Answer:
Most businesses have information (their “secret sauce,” so to speak) which is critical to their business and provides them a competitive edge in the marketplace. It is essential for businesses to take steps to protect that confidential information.
Here are 10 suggestions to protect your Company’s confidential information:
1) Limit access to confidential information to those who have a need to know it to perform their jobs;
2) Keep hard copies of confidential information under lock and key and password protect electronic documents and e-folders that contain your confidential information;
3) Require all employees to lock their computers whenever leaving their desks and to change their login passwords periodically;
4) Use “Confidential” headers on documents that contain confidential information (such as monthly sales or commission reports, customer lists, prospect lists, etc.);
5) Require all employees to sign a non-disclosure agreement (NDA) as a condition of employment or continued employment;
6) Include a strong confidentiality policy in your employee handbook that complements the confidentiality provisions in the non-disclosure agreement, and obtain signed acknowledgment forms from all employees for your handbook;
7) Cross-reference the confidentiality policy in your disciplinary policy and/or standards of conduct and clearly state that misuse or improper disclosure of confidential information could result in disciplinary action, up to and including termination;
8) Conduct employee training to ensure employees know their roles and responsibilities with respect to the Company’s confidential information;
9) Require that any disclosure of the Company’s confidential information to third parties (such as vendors) be governed by a non-disclosure agreement.
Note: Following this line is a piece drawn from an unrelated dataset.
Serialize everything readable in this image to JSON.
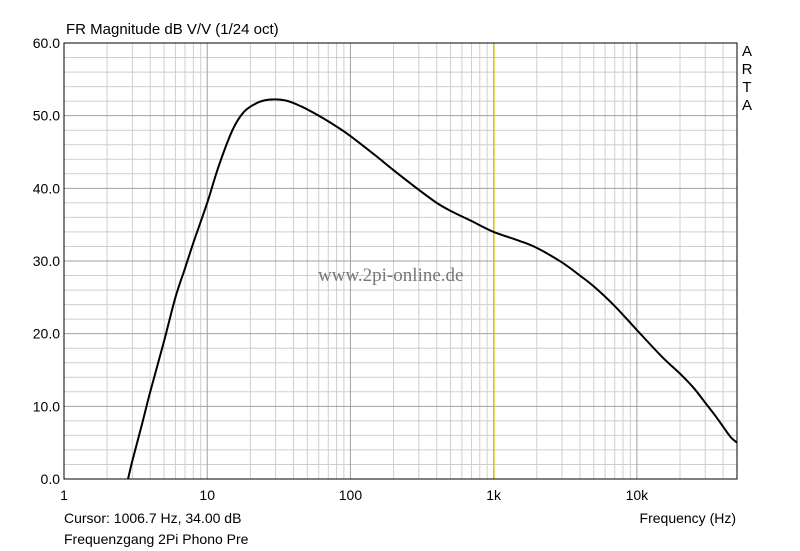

Just like an employee NDA, you should not grant access to your confidential information until after the third-party signs an NDA; and
10) Create a standardized exit process for employees that includes (a) requiring them to return all Company property, including confidential information (in any format or medium); (b) disabling all computer access email accounts, and remote cloud access to business records; and (c) allowing IT to wipe Company data from the departing employee’s personal electronic devices.
Most of these measures are fairly easy to execute. Do not wait to focus on these issues until a key employee leaves and misappropriates your Company’s confidential information. Implement these measures now and know that when an employee with in-depth knowledge of your Company’s confidential information leaves, your information is protected and you will be well-positioned to send a strong letter reminding the departing employee of their ongoing obligations.